A couple on a first date argues about astrology.

This Always Happens is quite a particular film by Alexander Christenson which spawns an astrological debate through the mundane acts of a first date. Things get a little feisty as egoistic personal opinions get in the way. Like many artists, Alexander struggles with perfectionism and from his own words: “not in a cute, self-congratulatory way”, in the sense that there’s a mechanism that wants everything to be undeniably perfect – and the result is that someone puts so much pressure on themselves that the result is… nothing. This is where ‘This Always Happens’ originates from, a simple goal to complete a project.

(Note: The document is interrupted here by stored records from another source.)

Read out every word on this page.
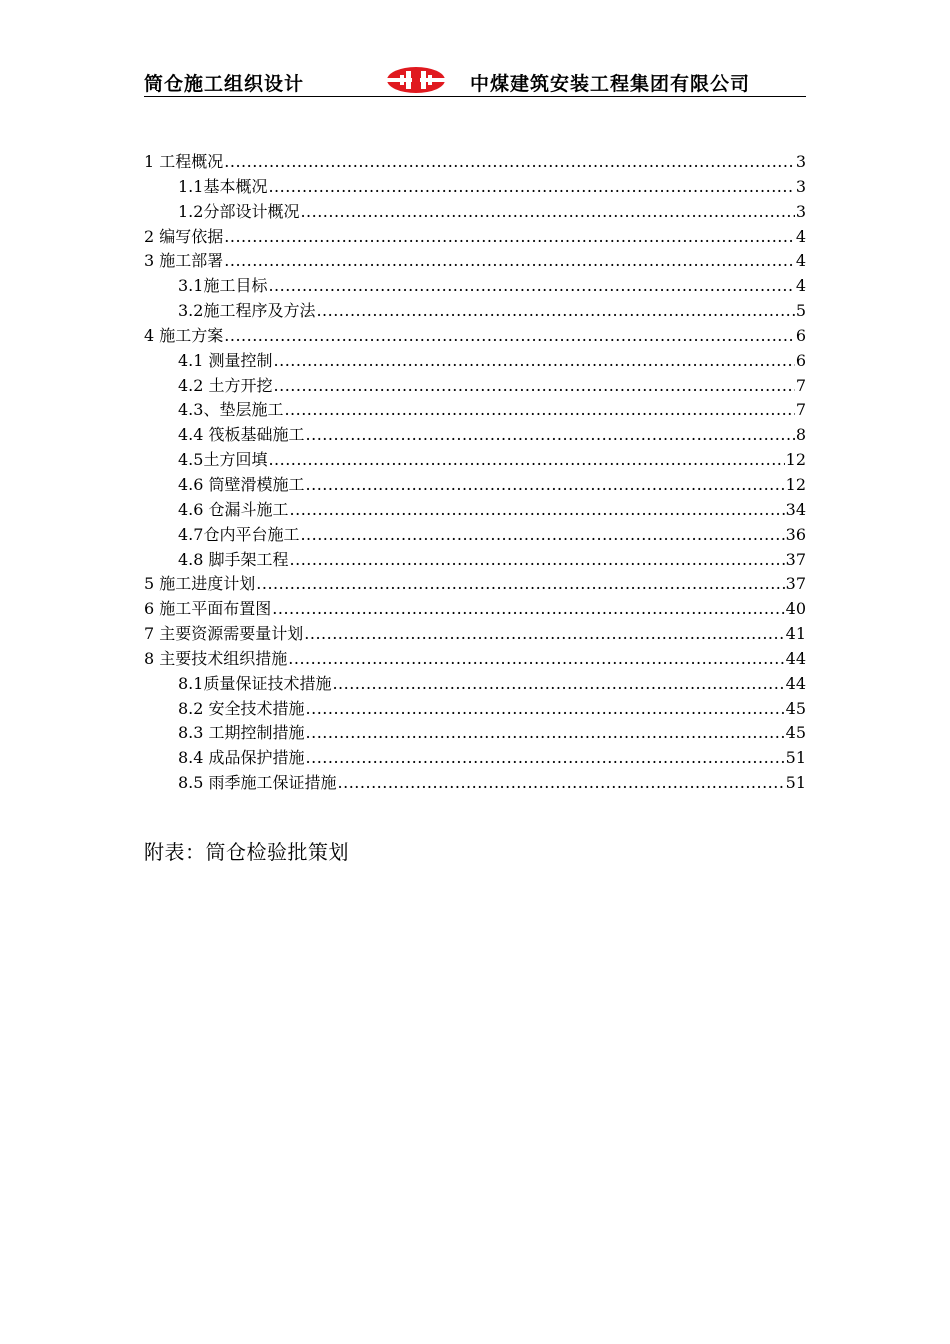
筒仓施工组织设计	中煤建筑安装工程集团有限公司
1 工程概况 .....	3
1.1基本概况 .....	3
1.2分部设计概况 .....	3
2 编写依据 .....	4
3 施工部署 .....	4
3.1施工目标 .....	4
3.2施工程序及方法 .....	5
4 施工方案 .....	6
4.1 测量控制 .....	6
4.2 土方开挖 .....	7
4.3、垫层施工 .....	7
4.4 筏板基础施工 .....	8
4.5土方回填 .....	12
4.6 筒壁滑模施工 .....	12
4.6 仓漏斗施工 .....	34
4.7仓内平台施工 .....	36
4.8 脚手架工程 .....	37
5 施工进度计划 .....	37
6 施工平面布置图 .....	40
7 主要资源需要量计划 .....	41
8 主要技术组织措施 .....	44
8.1质量保证技术措施 .....	44
8.2 安全技术措施 .....	45
8.3 工期控制措施 .....	45
8.4 成品保护措施 .....	51
8.5 雨季施工保证措施 .....	51
附表：筒仓检验批策划
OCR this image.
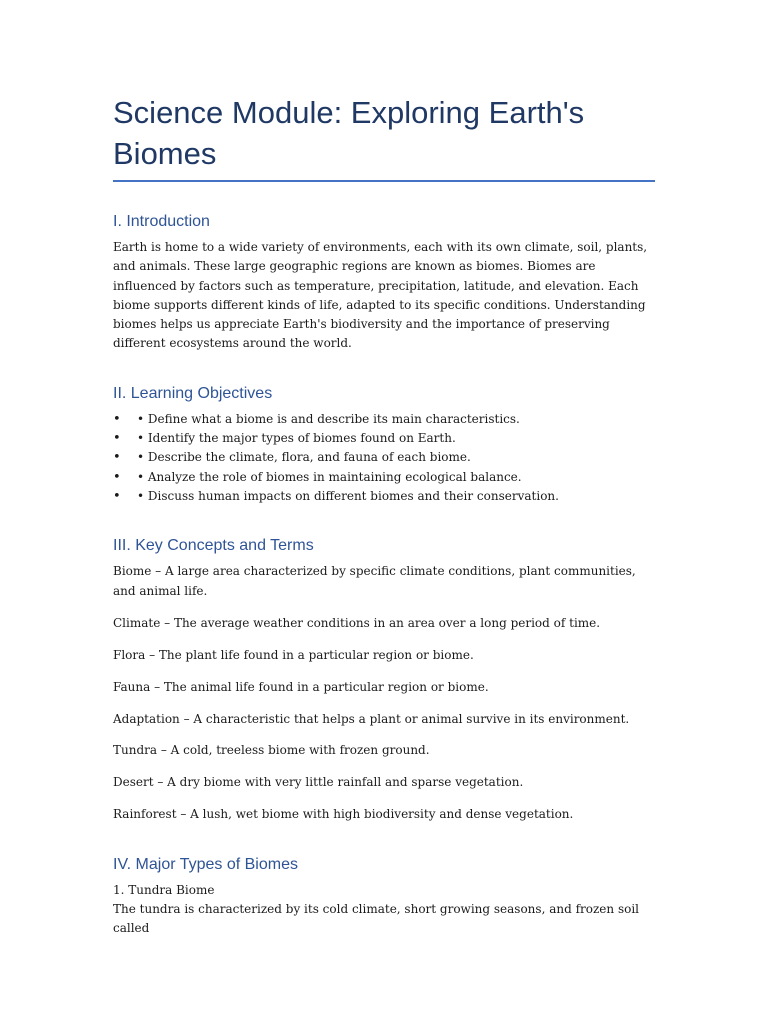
Science Module: Exploring Earth's Biomes
I. Introduction

Earth is home to a wide variety of environments, each with its own climate, soil, plants, and animals. These large geographic regions are known as biomes. Biomes are influenced by factors such as temperature, precipitation, latitude, and elevation. Each biome supports different kinds of life, adapted to its specific conditions. Understanding biomes helps us appreciate Earth's biodiversity and the importance of preserving different ecosystems around the world.

II. Learning Objectives
• • Define what a biome is and describe its main characteristics.
• • Identify the major types of biomes found on Earth.
• • Describe the climate, flora, and fauna of each biome.
• • Analyze the role of biomes in maintaining ecological balance.
• • Discuss human impacts on different biomes and their conservation.
III. Key Concepts and Terms

Biome – A large area characterized by specific climate conditions, plant communities, and animal life.

Climate – The average weather conditions in an area over a long period of time.

Flora – The plant life found in a particular region or biome.

Fauna – The animal life found in a particular region or biome.

Adaptation – A characteristic that helps a plant or animal survive in its environment.

Tundra – A cold, treeless biome with frozen ground.

Desert – A dry biome with very little rainfall and sparse vegetation.

Rainforest – A lush, wet biome with high biodiversity and dense vegetation.

IV. Major Types of Biomes

1. Tundra Biome

The tundra is characterized by its cold climate, short growing seasons, and frozen soil called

I’d had enough time pass since I graduated college and was very unsatisfied with my output, that I decided to convene a little group of 2 other friends (also directors) to meet monthly, and all agree to start and complete a project, of our own, inside of 3 months. The idea being that this deadline would force me to finish something and not stress out over it being perfect. So “This Always Happens” was made under those conditions. I would highly recommend people do this. Accountability – even to your friends – is a very powerful thing.

The idea for the film came from Alexander’s obvious frustration with the whole astrology conversation. After doing the pro/con astrology research, Alexander found that the cons were pretty overwhelming – especially when taking a scientific objective view. This is where he started exploring the human emotional side to the conversation to heighten the dramatic aspects.

The key insight, however, was realizing that the two camps are not having the same argument. Science is concerned with certainty. Astrology doesn’t care about certainty, it cares about potential. For a fan of astrology, it doesn’t really matter if your horoscope is 100% reliable – merely the idea that it could be true, is enough. Furthermore, I realized that a majority of the people who “believe” in astrology see it on a much lower plane than, say, religion. It’s much more akin to popular culture. It’s light entertainment. To hold it to the same standards as science is really missing the point.

This is where it became personal, because once I realized that this was fundamentally a power struggle, I could look beyond the specific topic of astrology. I don’t know about other people, but I feel like a nervous wreck on a first date. All the more if I’m really into the girl. The more I think about trying to “play it cool” the more I seem to act in strange ways; I try to impress her. When you’re nervous or scared, the line between trying to impress someone and trying to dominate them can be very thin. So that explains Anton’s retreating into an area he feels safe in – shitting all over astrology.

Then we have a more idealistic side to the story where Anton realizes his errors and confesses in an emotional outcry. The story wonderfully transitions into Jill being fully aware of the situation, the conceit here is that her words are enough to lead him to recognize that this is a pattern… hence the title. Everything is heartily brought together by a strong emotional performance by Kyle Leibovitch & Kristen Brody, and a delightfully paced cinematography by Alexander Christenson.